Step 3, Select "Paste from List" and paste your names
Choose the Paste from List operation in the app. Paste the names you copied from Excel (Ctrl+V). The app reads each line as a separate filename and immediately shows you the result.
Step 4, Review the preview
The live preview shows every file's current name on the left and its new name from your spreadsheet on the right. Scroll through to spot-check a few entries, make sure the first few and last few look right, and that the total count matches.
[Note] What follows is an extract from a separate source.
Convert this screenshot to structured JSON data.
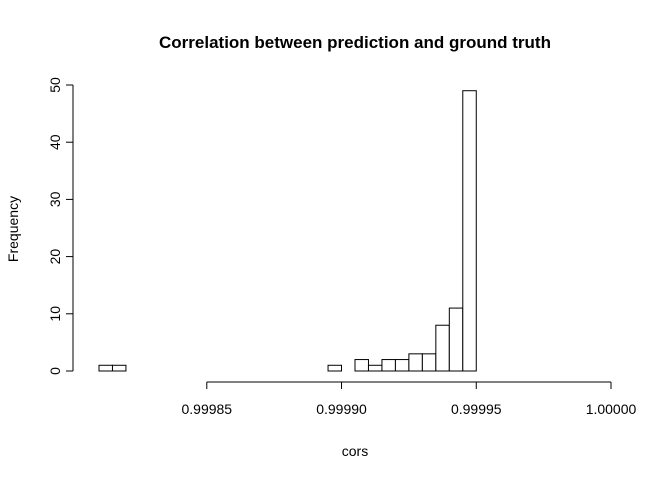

If you notice an issue, a mismatched name, a blank line that shifted everything by one, you can adjust your spreadsheet and paste again. Nothing has changed yet on disk.
Step 5, Apply and done
When the preview looks right, click Apply Rename. All files are renamed in under a second. If anything looks wrong afterward, click Undo and every file is restored to its original name instantly.
Try Fast Batch Renamer for Windows
The fastest way to rename files from a spreadsheet list on Windows. Paste, preview, apply, no scripting, no macros, no manual copying.
Common Scenarios Where This Workflow Saves Hours
Product photography
A client sends you a spreadsheet with 200 product names. Your photographer has delivered 200 images named IMG_001.jpg through IMG_200.jpg. Copy the product name column, paste, apply. Done in 60 seconds instead of two hours.
Document management
You've received a batch of scanned documents named Scan_001.pdf through Scan_085.pdf. You have a log in Excel with what each scan actually contains, contract names, invoice numbers, client names. Copy the log column, paste, apply. Every document now has a meaningful name.
E-commerce catalog updates
An online store needs its product images renamed to match SKU codes in a master spreadsheet. Copy the SKU column from the catalog, paste into Fast Batch Renamer, apply. Images are renamed to match their SKUs across the entire catalog.
Video project management
A video editor receives footage files named GH010001.MP4, GH010002.MP4, etc. from a production log listing actual scene names. Copy the scene name column, paste, apply. Editing becomes dramatically easier when footage files have descriptive names.
Tips for Getting It Right Every Time
Count before you paste. Select your name column and check the count in Excel's status bar (bottom right of the window). Make sure it matches the number of files in your folder. A mismatch means some files will keep their old names, the preview will make this visible before you apply.
Sort consistently. The most reliable approach is to sort both your spreadsheet and your file list alphabetically by the current filename, then match names to files in that order. Alternatively, sort both by an index number column in your spreadsheet that corresponds to the file numbers.
Use Google Sheets too. The paste feature works with any text list, Google Sheets, LibreOffice Calc, a plain text file, or even names generated by ChatGPT. If the data is on separate lines, the app can use it.
Test on a small batch first. When trying this workflow for the first time with a large dataset, load just 5–10 files, paste the corresponding names, check the preview, and apply. Once you've confirmed the process works as expected, load the full set.